En ce début de mois, Malavida Films propose le second cycle de la rétrospective autour de Louis Malle débutée en novembre dernier. Cette fois-ci, retour sur la fin de la première période française du cinéaste ainsi que sur le début de la seconde avec trois nouveaux films : Lacombe Lucien (1974), Au-revoir les enfants (1987) et Milou en mai (1990).
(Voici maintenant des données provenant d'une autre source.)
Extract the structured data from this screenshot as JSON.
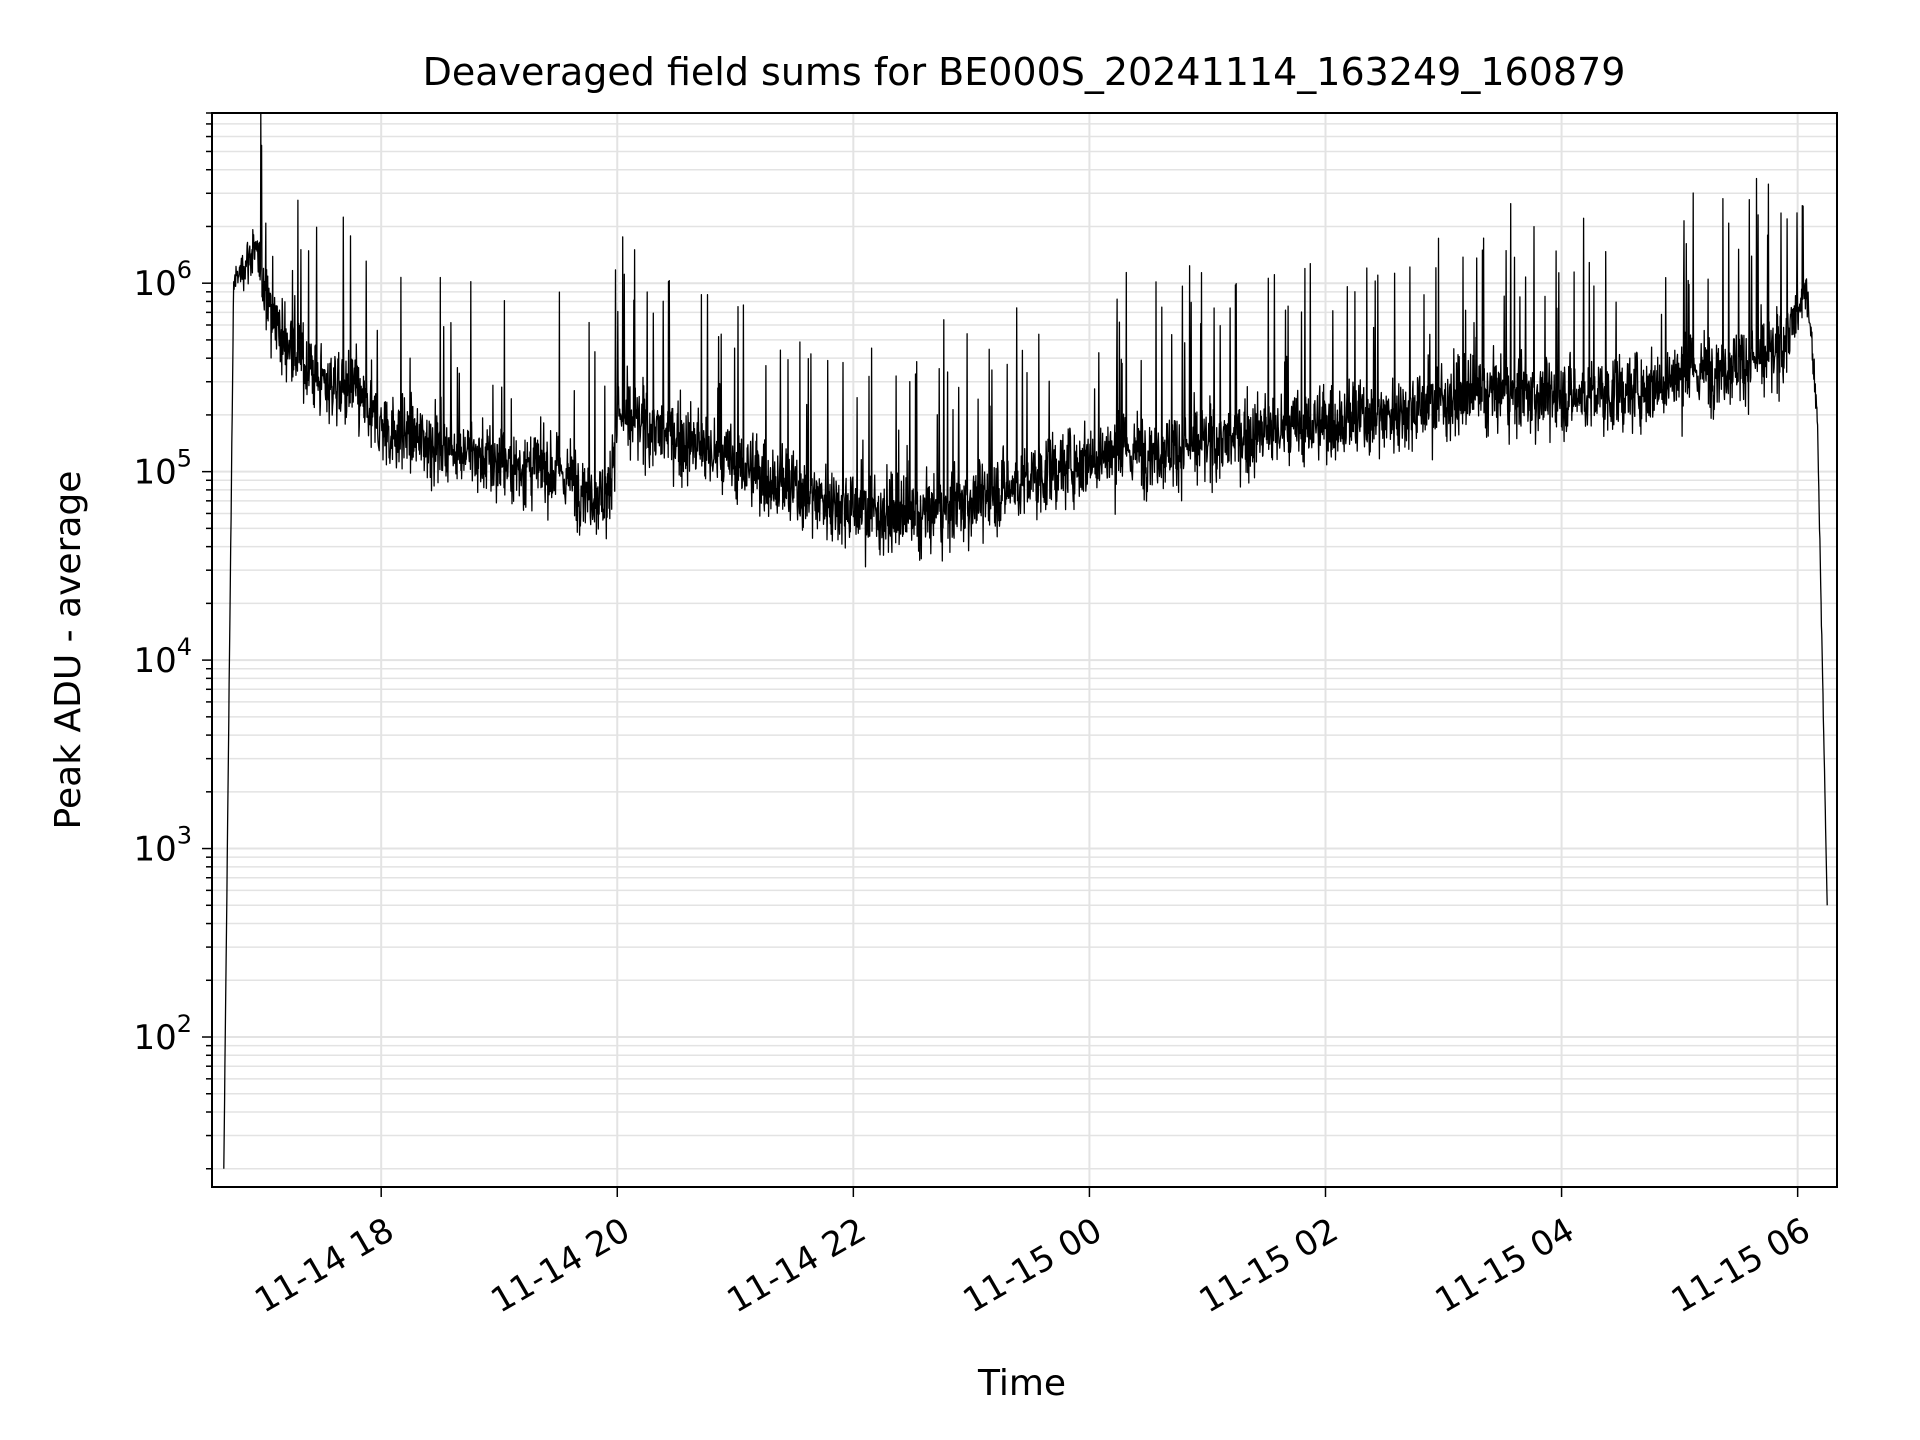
{
  "chart_data": {
    "type": "line",
    "title": "Deaveraged field sums for BE000S_20241114_163249_160879",
    "xlabel": "Time",
    "ylabel": "Peak ADU - average",
    "yscale": "log",
    "xlim": [
      "2024-11-14 16:34",
      "2024-11-15 06:20"
    ],
    "ylim": [
      16,
      8000000
    ],
    "x_ticks": [
      "11-14 18",
      "11-14 20",
      "11-14 22",
      "11-15 00",
      "11-15 02",
      "11-15 04",
      "11-15 06"
    ],
    "y_ticks": [
      {
        "base": "10",
        "exp": "2"
      },
      {
        "base": "10",
        "exp": "3"
      },
      {
        "base": "10",
        "exp": "4"
      },
      {
        "base": "10",
        "exp": "5"
      },
      {
        "base": "10",
        "exp": "6"
      }
    ],
    "grid": true,
    "line_color": "#000000",
    "series": [
      {
        "x": [
          "2024-11-14 16:40",
          "2024-11-14 16:45",
          "2024-11-14 16:55",
          "2024-11-14 17:10",
          "2024-11-14 17:30",
          "2024-11-14 17:45",
          "2024-11-14 18:00",
          "2024-11-14 18:30",
          "2024-11-14 19:00",
          "2024-11-14 19:30",
          "2024-11-14 19:55",
          "2024-11-14 20:00",
          "2024-11-14 20:30",
          "2024-11-14 21:00",
          "2024-11-14 21:30",
          "2024-11-14 22:00",
          "2024-11-14 22:30",
          "2024-11-14 23:00",
          "2024-11-14 23:30",
          "2024-11-15 00:00",
          "2024-11-15 00:30",
          "2024-11-15 01:00",
          "2024-11-15 01:30",
          "2024-11-15 02:00",
          "2024-11-15 02:30",
          "2024-11-15 03:00",
          "2024-11-15 03:30",
          "2024-11-15 04:00",
          "2024-11-15 04:30",
          "2024-11-15 05:00",
          "2024-11-15 05:30",
          "2024-11-15 05:50",
          "2024-11-15 06:05",
          "2024-11-15 06:10",
          "2024-11-15 06:15"
        ],
        "y": [
          20,
          1000000,
          1500000,
          500000,
          300000,
          280000,
          170000,
          140000,
          110000,
          100000,
          70000,
          200000,
          150000,
          110000,
          80000,
          65000,
          55000,
          70000,
          90000,
          120000,
          130000,
          140000,
          160000,
          180000,
          200000,
          240000,
          260000,
          250000,
          260000,
          320000,
          380000,
          420000,
          900000,
          200000,
          500
        ]
      }
    ]
  }
}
Le 10 mai, le grand public pourra découvrir les versions restaurées en 4K par Gaumont de ces trois longs-métrages de Louis Malle. Un réalisateur qui, décidément, n’en finit pas d’étonner. Et de détonner. Indépendant : voilà un terme que le cinéaste incarne pleinement et à juste titre. Au risque de franchir des limites tant sociales qu’artistiques. Indépendant, il l’est et à plusieurs échelles. D’un point de vue social, il reste rarement associé aux réalisateurs de sa génération. À l’échelle scénaristique, il choisit des thématiques politiques et sociales engagées mais les présente sous un angle peu commun. Côté artistique enfin, c’est une succession d’éléments plus ou moins immoraux, considérés comme tels ou encore réellement problématiques qu’il filme comme des objets parfaitement naturels.
Loin des sentiers battus
Avec ces trois films, Malle établit une fois de plus de nouveaux codes cinématographiques. À noter, leur ordre chronologique (1974, 1987 et 1990) n’indique pas une évolution parfaitement linéaire. Certains schémas se reproduisent, d’autres se construisent, mais Malle reste avant tout imprévisible, se jouant des attendus et des déterminants sociaux et artistiques de son époque. Le cinéaste propose un nouvel angle.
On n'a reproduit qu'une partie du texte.